Installation with tinsel wall at left (detail), Ahilapalapa Rands, Lift Off, installed at Bernice Pauahi Bishop Museum, 2022 (photo: Christopher Rohrer, courtesy of Hawaiʻi Contemporary and the artist) © Ahilapalapa Rands
There is a final component to Lift Off, which is a five-layer blue and silver tinsel wall that moves and flickers as the audience moves or when no one is there, to the breeze of the air conditioner. The presence of tinsel suggests a festive atmosphere and connects to a feeling of enjoyment present throughout the work. It also references the glistening of light or the spray of water in the ocean or lakes or even as it falls from the sky as rain. Andrea Low’s essay about Rands’s 2024 solo exhibition called Across the Sea, noted that the title comes from their shared kupuna (ancestor) Ernest Kaleihoku Kaai’s song of the same name. The song and exhibition also point to being in diaspora across the sea from Hawaiʻi. Perhaps the glistening sea wall made of tinsel in the above installation image of Lift Off is also a reference to Rands herself being “across the sea” in London when she made that work and in Aotearoa where she grew up and now lives. But being across the sea doesn’t mean one can’t participate in grounded protest movements and Indigenous expressions. As Andrea Low writes: “Activism and art have always gone together and in the turmoil of our contemporary world, with the aid of digital and social media distribution networks, popular forms of protest are multiplying and providing important means of resistance and assertions of Indigeneity.” [2]

Still showing Maunakea with no telescopes.

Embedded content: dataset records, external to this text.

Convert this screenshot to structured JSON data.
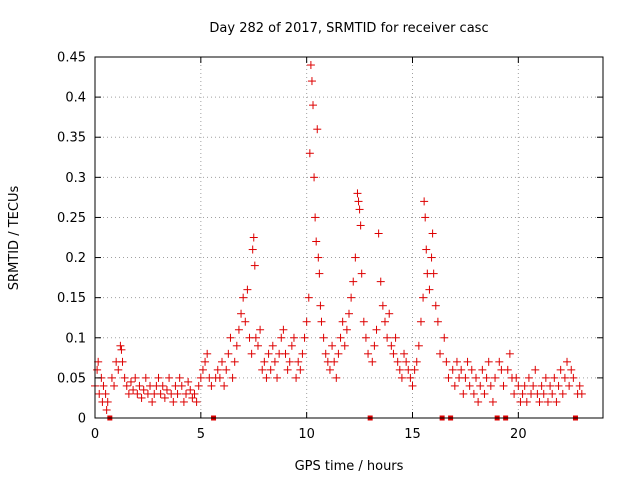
{
  "chart_data": {
    "type": "scatter",
    "title": "Day 282 of 2017, SRMTID for receiver casc",
    "xlabel": "GPS time / hours",
    "ylabel": "SRMTID / TECUs",
    "xlim": [
      0,
      24
    ],
    "ylim": [
      0,
      0.45
    ],
    "x_ticks": [
      0,
      5,
      10,
      15,
      20
    ],
    "x_tick_labels": [
      "0",
      "5",
      "10",
      "15",
      "20"
    ],
    "y_ticks": [
      0,
      0.05,
      0.1,
      0.15,
      0.2,
      0.25,
      0.3,
      0.35,
      0.4,
      0.45
    ],
    "y_tick_labels": [
      "0",
      "0.05",
      "0.1",
      "0.15",
      "0.2",
      "0.25",
      "0.3",
      "0.35",
      "0.4",
      "0.45"
    ],
    "grid": true,
    "marker": "+",
    "color": "#dd0000",
    "baseline_markers": {
      "y": 0,
      "x": [
        0.7,
        5.6,
        13.0,
        16.4,
        16.8,
        19.0,
        19.4,
        22.7
      ]
    },
    "series": [
      {
        "name": "SRMTID",
        "points": [
          [
            0.0,
            0.04
          ],
          [
            0.1,
            0.06
          ],
          [
            0.15,
            0.07
          ],
          [
            0.2,
            0.03
          ],
          [
            0.3,
            0.05
          ],
          [
            0.35,
            0.02
          ],
          [
            0.4,
            0.04
          ],
          [
            0.5,
            0.03
          ],
          [
            0.55,
            0.01
          ],
          [
            0.6,
            0.02
          ],
          [
            0.8,
            0.05
          ],
          [
            0.9,
            0.04
          ],
          [
            1.0,
            0.07
          ],
          [
            1.1,
            0.06
          ],
          [
            1.2,
            0.09
          ],
          [
            1.25,
            0.085
          ],
          [
            1.3,
            0.07
          ],
          [
            1.4,
            0.05
          ],
          [
            1.5,
            0.04
          ],
          [
            1.6,
            0.03
          ],
          [
            1.7,
            0.045
          ],
          [
            1.8,
            0.035
          ],
          [
            1.9,
            0.05
          ],
          [
            2.0,
            0.03
          ],
          [
            2.1,
            0.04
          ],
          [
            2.2,
            0.025
          ],
          [
            2.3,
            0.035
          ],
          [
            2.4,
            0.05
          ],
          [
            2.5,
            0.03
          ],
          [
            2.6,
            0.04
          ],
          [
            2.7,
            0.02
          ],
          [
            2.8,
            0.03
          ],
          [
            2.9,
            0.04
          ],
          [
            3.0,
            0.05
          ],
          [
            3.1,
            0.03
          ],
          [
            3.2,
            0.04
          ],
          [
            3.3,
            0.025
          ],
          [
            3.4,
            0.035
          ],
          [
            3.5,
            0.05
          ],
          [
            3.6,
            0.03
          ],
          [
            3.7,
            0.02
          ],
          [
            3.8,
            0.04
          ],
          [
            3.9,
            0.03
          ],
          [
            4.0,
            0.05
          ],
          [
            4.1,
            0.04
          ],
          [
            4.2,
            0.02
          ],
          [
            4.3,
            0.03
          ],
          [
            4.4,
            0.045
          ],
          [
            4.5,
            0.035
          ],
          [
            4.6,
            0.025
          ],
          [
            4.7,
            0.03
          ],
          [
            4.8,
            0.02
          ],
          [
            4.9,
            0.04
          ],
          [
            5.0,
            0.05
          ],
          [
            5.1,
            0.06
          ],
          [
            5.2,
            0.07
          ],
          [
            5.3,
            0.08
          ],
          [
            5.4,
            0.05
          ],
          [
            5.5,
            0.04
          ],
          [
            5.7,
            0.05
          ],
          [
            5.8,
            0.06
          ],
          [
            5.9,
            0.05
          ],
          [
            6.0,
            0.07
          ],
          [
            6.1,
            0.04
          ],
          [
            6.2,
            0.06
          ],
          [
            6.3,
            0.08
          ],
          [
            6.4,
            0.1
          ],
          [
            6.5,
            0.05
          ],
          [
            6.6,
            0.07
          ],
          [
            6.7,
            0.09
          ],
          [
            6.8,
            0.11
          ],
          [
            6.9,
            0.13
          ],
          [
            7.0,
            0.15
          ],
          [
            7.1,
            0.12
          ],
          [
            7.2,
            0.16
          ],
          [
            7.3,
            0.1
          ],
          [
            7.4,
            0.08
          ],
          [
            7.45,
            0.21
          ],
          [
            7.5,
            0.225
          ],
          [
            7.55,
            0.19
          ],
          [
            7.6,
            0.1
          ],
          [
            7.7,
            0.09
          ],
          [
            7.8,
            0.11
          ],
          [
            7.9,
            0.06
          ],
          [
            8.0,
            0.07
          ],
          [
            8.1,
            0.05
          ],
          [
            8.2,
            0.08
          ],
          [
            8.3,
            0.06
          ],
          [
            8.4,
            0.09
          ],
          [
            8.5,
            0.07
          ],
          [
            8.6,
            0.05
          ],
          [
            8.7,
            0.08
          ],
          [
            8.8,
            0.1
          ],
          [
            8.9,
            0.11
          ],
          [
            9.0,
            0.08
          ],
          [
            9.1,
            0.06
          ],
          [
            9.2,
            0.07
          ],
          [
            9.3,
            0.09
          ],
          [
            9.4,
            0.1
          ],
          [
            9.5,
            0.05
          ],
          [
            9.6,
            0.07
          ],
          [
            9.7,
            0.06
          ],
          [
            9.8,
            0.08
          ],
          [
            9.9,
            0.1
          ],
          [
            10.0,
            0.12
          ],
          [
            10.1,
            0.15
          ],
          [
            10.15,
            0.33
          ],
          [
            10.2,
            0.44
          ],
          [
            10.25,
            0.42
          ],
          [
            10.3,
            0.39
          ],
          [
            10.35,
            0.3
          ],
          [
            10.4,
            0.25
          ],
          [
            10.45,
            0.22
          ],
          [
            10.5,
            0.36
          ],
          [
            10.55,
            0.2
          ],
          [
            10.6,
            0.18
          ],
          [
            10.65,
            0.14
          ],
          [
            10.7,
            0.12
          ],
          [
            10.8,
            0.1
          ],
          [
            10.9,
            0.08
          ],
          [
            11.0,
            0.07
          ],
          [
            11.1,
            0.06
          ],
          [
            11.2,
            0.09
          ],
          [
            11.3,
            0.07
          ],
          [
            11.4,
            0.05
          ],
          [
            11.5,
            0.08
          ],
          [
            11.6,
            0.1
          ],
          [
            11.7,
            0.12
          ],
          [
            11.8,
            0.09
          ],
          [
            11.9,
            0.11
          ],
          [
            12.0,
            0.13
          ],
          [
            12.1,
            0.15
          ],
          [
            12.2,
            0.17
          ],
          [
            12.3,
            0.2
          ],
          [
            12.4,
            0.28
          ],
          [
            12.45,
            0.27
          ],
          [
            12.5,
            0.26
          ],
          [
            12.55,
            0.24
          ],
          [
            12.6,
            0.18
          ],
          [
            12.7,
            0.12
          ],
          [
            12.8,
            0.1
          ],
          [
            12.9,
            0.08
          ],
          [
            13.1,
            0.07
          ],
          [
            13.2,
            0.09
          ],
          [
            13.3,
            0.11
          ],
          [
            13.4,
            0.23
          ],
          [
            13.5,
            0.17
          ],
          [
            13.6,
            0.14
          ],
          [
            13.7,
            0.12
          ],
          [
            13.8,
            0.1
          ],
          [
            13.9,
            0.13
          ],
          [
            14.0,
            0.09
          ],
          [
            14.1,
            0.08
          ],
          [
            14.2,
            0.1
          ],
          [
            14.3,
            0.07
          ],
          [
            14.4,
            0.06
          ],
          [
            14.5,
            0.05
          ],
          [
            14.6,
            0.08
          ],
          [
            14.7,
            0.07
          ],
          [
            14.8,
            0.06
          ],
          [
            14.9,
            0.05
          ],
          [
            15.0,
            0.04
          ],
          [
            15.1,
            0.06
          ],
          [
            15.2,
            0.07
          ],
          [
            15.3,
            0.09
          ],
          [
            15.4,
            0.12
          ],
          [
            15.5,
            0.15
          ],
          [
            15.55,
            0.27
          ],
          [
            15.6,
            0.25
          ],
          [
            15.65,
            0.21
          ],
          [
            15.7,
            0.18
          ],
          [
            15.8,
            0.16
          ],
          [
            15.9,
            0.2
          ],
          [
            15.95,
            0.23
          ],
          [
            16.0,
            0.18
          ],
          [
            16.1,
            0.14
          ],
          [
            16.2,
            0.12
          ],
          [
            16.3,
            0.08
          ],
          [
            16.5,
            0.1
          ],
          [
            16.6,
            0.07
          ],
          [
            16.7,
            0.05
          ],
          [
            16.9,
            0.06
          ],
          [
            17.0,
            0.04
          ],
          [
            17.1,
            0.07
          ],
          [
            17.2,
            0.05
          ],
          [
            17.3,
            0.06
          ],
          [
            17.4,
            0.03
          ],
          [
            17.5,
            0.05
          ],
          [
            17.6,
            0.07
          ],
          [
            17.7,
            0.04
          ],
          [
            17.8,
            0.06
          ],
          [
            17.9,
            0.03
          ],
          [
            18.0,
            0.05
          ],
          [
            18.1,
            0.02
          ],
          [
            18.2,
            0.04
          ],
          [
            18.3,
            0.06
          ],
          [
            18.4,
            0.03
          ],
          [
            18.5,
            0.05
          ],
          [
            18.6,
            0.07
          ],
          [
            18.7,
            0.04
          ],
          [
            18.8,
            0.02
          ],
          [
            18.9,
            0.05
          ],
          [
            19.1,
            0.07
          ],
          [
            19.2,
            0.06
          ],
          [
            19.3,
            0.04
          ],
          [
            19.5,
            0.06
          ],
          [
            19.6,
            0.08
          ],
          [
            19.7,
            0.05
          ],
          [
            19.8,
            0.03
          ],
          [
            19.9,
            0.05
          ],
          [
            20.0,
            0.04
          ],
          [
            20.1,
            0.02
          ],
          [
            20.2,
            0.03
          ],
          [
            20.3,
            0.04
          ],
          [
            20.4,
            0.02
          ],
          [
            20.5,
            0.05
          ],
          [
            20.6,
            0.03
          ],
          [
            20.7,
            0.04
          ],
          [
            20.8,
            0.06
          ],
          [
            20.9,
            0.03
          ],
          [
            21.0,
            0.02
          ],
          [
            21.1,
            0.04
          ],
          [
            21.2,
            0.03
          ],
          [
            21.3,
            0.05
          ],
          [
            21.4,
            0.02
          ],
          [
            21.5,
            0.04
          ],
          [
            21.6,
            0.03
          ],
          [
            21.7,
            0.05
          ],
          [
            21.8,
            0.02
          ],
          [
            21.9,
            0.04
          ],
          [
            22.0,
            0.06
          ],
          [
            22.1,
            0.03
          ],
          [
            22.2,
            0.05
          ],
          [
            22.3,
            0.07
          ],
          [
            22.4,
            0.04
          ],
          [
            22.5,
            0.06
          ],
          [
            22.6,
            0.05
          ],
          [
            22.8,
            0.03
          ],
          [
            22.9,
            0.04
          ],
          [
            23.0,
            0.03
          ]
        ]
      }
    ]
  }
}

Ahilapalapa Rands, still from Lift Off demo, 2018, single channel digital video (photo: courtesy of the artist) © Ahilapalapa Rands
While Rands couldn’t have known it, at the time she was envisioning Maunakea free of telescopes, in May 2024, the first telescope was removed from Maunakea. While plans to construct the TMT are still moving forward, part of doing so includes the decommissioning of University of Hawaiʻi at Hilo’s Hōkū Keʻa Observatory built by the U.S. Air force in 1968. An additional four telescopes will also be decommissioned and land restored by the time that the TMT is operational. So, while the vision of a telescope-free Maunakea is not yet fulfilled, the presence of telescopes has reduced since Rands’s imagining of an Indigenous future.
About the artist
Ahilapalapa Rands is a multidisciplinary artist of Kānaka Maoli/Indigenous Hawaiian, iTaukei/Indigenous Fijian, Pākehā/ Settler European descent who lives and works in Aotearoa New Zealand. Rands is known for her collaborative work establishing a variety of art collectives including as founding member of New Zealand based art collective D.A.N.C.E. art club alongside Vaimaila Urale, Tuafale Tanoa’i aka Linda T, and Chris Fitzgerald and London based In*ter*is*land Collective alongside Lyall Hakaraia, Jo Walsh and Jessica Palalagi. She is also co-founder of Moana Fresh, a marketplace and community space celebrating Pacific and Māori artists, creatives and authors indigenous to Moana Nui a Kiwa.